A Justiça Federal suspendeu o licenciamento do Projeto Anitta, da Atlas Lithium, em Araçuaí, no Vale do Jequitinhonha. O juiz Antônio Lúcio Túlio de Oliveira Barbosa, responsável pela suspensão, diz que não houve consulta prévia às comunidades quilombolas que poderão ser impactadas pelo empreendimento, cita que há suspeita de vícios e informações falsas no processo, além do risco de danos irreparáveis.
A decisão foi publicada na última quinta-feira, 28 de agosto, e o processo seria analisado pelo Conselho Estadual de Política Ambiental (Copam) no dia 29 de agosto. A suspensão atende a um pedido da Federação das Comunidades Quilombolas do Estado de Minas Gerais (N’golo).
A Atlas, que tem sede nos Estados Unidos, pretende operar na Área de Proteção Ambiental (APA) Chapada do Lagoão, que abrange territórios de Araçuaí, Caraí, Itinga e outros municípios da região, conforme noticiado por O TEMPO em caderno especial sobre a mineração de lítio no Jequitinhonha.
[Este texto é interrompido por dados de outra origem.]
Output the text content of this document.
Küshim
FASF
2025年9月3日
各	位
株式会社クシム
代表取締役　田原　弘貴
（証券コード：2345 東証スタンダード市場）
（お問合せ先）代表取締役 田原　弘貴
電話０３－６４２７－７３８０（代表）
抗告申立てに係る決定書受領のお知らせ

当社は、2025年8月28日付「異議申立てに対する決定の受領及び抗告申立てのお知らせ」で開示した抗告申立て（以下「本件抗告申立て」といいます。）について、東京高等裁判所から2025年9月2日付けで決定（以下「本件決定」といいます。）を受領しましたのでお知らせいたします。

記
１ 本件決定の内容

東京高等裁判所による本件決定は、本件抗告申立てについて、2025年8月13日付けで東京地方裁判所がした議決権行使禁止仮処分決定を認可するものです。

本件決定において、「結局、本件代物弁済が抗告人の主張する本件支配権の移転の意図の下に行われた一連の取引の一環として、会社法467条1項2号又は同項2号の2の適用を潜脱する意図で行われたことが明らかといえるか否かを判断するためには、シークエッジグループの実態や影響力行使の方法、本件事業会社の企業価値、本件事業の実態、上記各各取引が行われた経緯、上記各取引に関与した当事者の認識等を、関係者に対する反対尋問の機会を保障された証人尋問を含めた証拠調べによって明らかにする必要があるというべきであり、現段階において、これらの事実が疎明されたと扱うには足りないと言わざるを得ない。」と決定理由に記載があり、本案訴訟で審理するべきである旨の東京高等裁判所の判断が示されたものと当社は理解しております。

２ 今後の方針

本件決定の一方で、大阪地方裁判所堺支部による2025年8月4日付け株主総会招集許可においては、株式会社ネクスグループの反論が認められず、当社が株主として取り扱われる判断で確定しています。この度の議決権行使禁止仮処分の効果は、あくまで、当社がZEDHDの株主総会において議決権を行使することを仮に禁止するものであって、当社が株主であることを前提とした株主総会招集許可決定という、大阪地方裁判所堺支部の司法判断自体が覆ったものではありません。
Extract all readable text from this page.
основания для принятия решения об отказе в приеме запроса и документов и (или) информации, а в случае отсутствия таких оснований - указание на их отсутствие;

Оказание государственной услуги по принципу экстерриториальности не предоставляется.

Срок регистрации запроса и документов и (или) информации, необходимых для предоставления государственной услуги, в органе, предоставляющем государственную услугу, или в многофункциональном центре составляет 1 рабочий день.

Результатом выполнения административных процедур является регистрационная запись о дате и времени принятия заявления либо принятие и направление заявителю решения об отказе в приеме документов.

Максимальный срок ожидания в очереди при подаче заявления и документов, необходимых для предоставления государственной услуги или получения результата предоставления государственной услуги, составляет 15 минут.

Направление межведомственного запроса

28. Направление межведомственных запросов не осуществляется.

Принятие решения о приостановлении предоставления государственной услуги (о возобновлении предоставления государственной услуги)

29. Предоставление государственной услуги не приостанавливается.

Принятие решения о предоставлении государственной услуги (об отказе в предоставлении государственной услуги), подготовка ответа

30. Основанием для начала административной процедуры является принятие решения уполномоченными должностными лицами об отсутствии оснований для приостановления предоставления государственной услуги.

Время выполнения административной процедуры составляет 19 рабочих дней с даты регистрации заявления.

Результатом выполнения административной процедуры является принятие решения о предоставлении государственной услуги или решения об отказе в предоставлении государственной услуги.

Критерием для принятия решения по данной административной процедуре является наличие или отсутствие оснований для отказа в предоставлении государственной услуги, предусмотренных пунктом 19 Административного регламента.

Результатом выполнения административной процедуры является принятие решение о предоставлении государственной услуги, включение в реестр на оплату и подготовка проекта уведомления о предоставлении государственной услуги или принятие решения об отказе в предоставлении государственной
A empresa mira uma reserva de mais de 100 milhões de toneladas do mineral e prevê a extração de 150 mil toneladas por ano em uma lavra a céu aberto.
O processo é polêmico porque ocorre em meio a um processo para reduzir o perímetro da Chapada do Lagoão. De acordo com a denúncia da Federação e acatada pela Justiça, durante o processo não houve uma consulta prévia às comunidades quilombolas de São Benedito do Girau, Malhada Preta, Àgua Branca e Santa Rita do Piauí.
O procedimento está previsto na Convenção nº 169 da Organização Internacional do Trabalho (OIT) e, conforme o magistrado, deveria ter sido realizado tendo em vista que as comunidades estão a 5,5 km daá da Área Diretamente Afetada (ADA). “Tal distância atrai a presunção legal de afetação, conforme a Portaria Interministerial nº 60/2015, tornando a consulta um ato obrigatório e prévio a qualquer deliberação”, argumenta o juiz ao lembrar que a norma garante um impacto a até 8 km da ADA.
Outro ponto de contestação judicial diz respeito à informação, citada pela Atlas no processo de licenciamento, que as comunidades quilombolas estariam a mais de 8 km da ADA. “Ademais, a aparente contradição no Estudo de Impacto Ambiental apresentado pela empresa ré, que afirma textualmente uma distância superior a 8km mas apresenta um mapa indicando o contrário, lança sérias dúvidas sobre a boa-fé e a lisura das informações que subsidiam a análise do órgão ambiental, fortalecendo o fumus boni iuris”, descreve na decisão.
O juiz também cita a ausência de um Estudo de Componente Quilombola (ECQ). O documento, de acordo com a decisão, é indispensável para avaliar os “reais impactos sobre o modo de vida da comunidade”. Na decisão, o juiz critica a Fundação Estadual do Meio Ambiente (Feam) por dispensar a consulta às comunidades quilombolas. “A justificativa apresentada pela Feam para dispensar a consulta, baseada na existência de uma "barreira natural, a Chapada do Lagoão", parece, à primeira vista, insuficiente para afastar uma presunção estabelecida em norma federal e o dever imposto por um tratado internacional de direitos humanos”, ressalta o magistrado.
“Tal conclusão carece de embasamento em estudo técnico específico, como o Estudo do Componente Quilombola (ECQ), que, segundo a Instrução Normativa INCRA nº 111/2021, é o instrumento apropriado para ‘indica[r] os impactos socioambientais sobre terras quilombolas’. A ausência de tal estudo e da manifestação do Incra, órgão federal competente, reforça a verossimilhança das alegações de vício no procedimento”, diz o magistrado.
A reportagem questionou a Atlas Lithium sobre a decisão judicial e aguarda retorno. A Fundação Estadual do Meio Ambiente (Feam) disse que a Advocacia Geral do Estado (AGE) irá se posicionar nos autos do processo. Em nota, a N'Golo celebra a decisão da Justiça e diz que trata-se de uma importante vitória para as comunidades quilombolas.
A Federação ainda diz que há uma uma "resistência à expansão da mineração predatória no Vale do Jequitinhonha, vergonhosamente denominado pelo governador do Estado de Minas Gerais como 'Vale do Lítio', na tentativa de invisibilizar e, com isso, promover o extermínio dos povos indígenas e das comunidades quilombolas que habitam a região há centenas de anos".